Mas também é verdade que para além de dormir hoje muito descansado, há uns quantos que concordando ou discordando do que digo, demonstram um respeito confortável para comigo.
Thanks a lot, para estes.
henrique pereira dos santos

7 comentários:

EcoTretas disse...

Obrigado pela descrição na primeira pessoa. Já agora, alguém sabe quais são as tarifas feed-in praticadas para este parque. E os mecanismos compensatórios previstos pelas paragens dos aero-geradores?

Ecotretas

Henrique Pereira dos Santos disse...

Tretas,
Já é obsessão. As tarifas são as mesmas dos outros parques eólicos (isto é, há uma primeira geração de tarfias mais altas e os seguintes vão tendo tarifas mais baixas, coisa que nunca é referido porque quem faz as contas às tarifas do que ainda vai ser instalado.
Não há mecanismos nenhuns de compensação das paragens dos aerogeradores por razões de conservação, faz parte das condições de licenciamento.
henrique pereira dos santos

EcoTretas disse...

Não é nada obsessão! É querer saber o que deveria ser público! E fiz a pergunta porque acredito que saibas as respostas, como acabaste de parcialmente as dar!

Ecotretas

Henrique Pereira dos Santos disse...

Tretas,
As tarifas são do conhecimento público, eu é que não sei exactamente porque não fui procurar e não é a minha área de trabalho. O que disse ouvi-o por aí, se queres que te diga nem sei onde (penso que nesta discussão recente sobre preços da energia eólica).
Vai ver aos sites do costume (ERSE, REN, EDP e essas coisas que depressa encontrarás com certeza. Eu é que tenho mais que fazer.

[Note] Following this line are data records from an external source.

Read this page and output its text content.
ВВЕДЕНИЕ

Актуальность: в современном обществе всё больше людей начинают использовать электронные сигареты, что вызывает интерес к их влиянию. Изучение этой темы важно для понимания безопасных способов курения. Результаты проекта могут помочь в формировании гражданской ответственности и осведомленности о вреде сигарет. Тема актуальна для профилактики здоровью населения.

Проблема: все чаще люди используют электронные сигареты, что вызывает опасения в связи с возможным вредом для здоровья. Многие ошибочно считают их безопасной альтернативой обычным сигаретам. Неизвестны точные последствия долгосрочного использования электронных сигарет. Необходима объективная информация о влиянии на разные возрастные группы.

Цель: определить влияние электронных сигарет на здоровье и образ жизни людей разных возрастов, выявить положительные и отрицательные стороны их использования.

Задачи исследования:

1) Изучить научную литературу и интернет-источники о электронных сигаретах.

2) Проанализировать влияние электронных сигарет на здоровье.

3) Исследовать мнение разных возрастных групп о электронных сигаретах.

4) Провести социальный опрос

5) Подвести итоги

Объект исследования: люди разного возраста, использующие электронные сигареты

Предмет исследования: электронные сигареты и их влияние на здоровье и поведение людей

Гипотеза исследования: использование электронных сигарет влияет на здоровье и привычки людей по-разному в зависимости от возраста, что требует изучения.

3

Chega-me uma ordem de grandeza, que já referiste vezes sem conta.
henrique pereira dos santos

EcoTretas disse...

Eu perguntei porque como este processo se arrastou bastante, não sei até que ponto se aplicarão as tarifas da altura...

Ecotretas

Henrique Pereira dos Santos disse...

Se bem me lembro, mas posso estar enganado, um dos argumentos invocados para exigir celeridade no processo de decisão prendia-se com o facto de o momento de ligação á rede determinar o tarifário, mas não tenho a certeza.
henrique pereira dos santos

G.E. disse...

Henrique,

Há dois anos escreveste isto:
"Dentro de dois anos, graças às fortes obrigações dos promotores em matéria de monitorização, teremos uma ideia se foi uma boa ou má decisão autorizar este parque eólico."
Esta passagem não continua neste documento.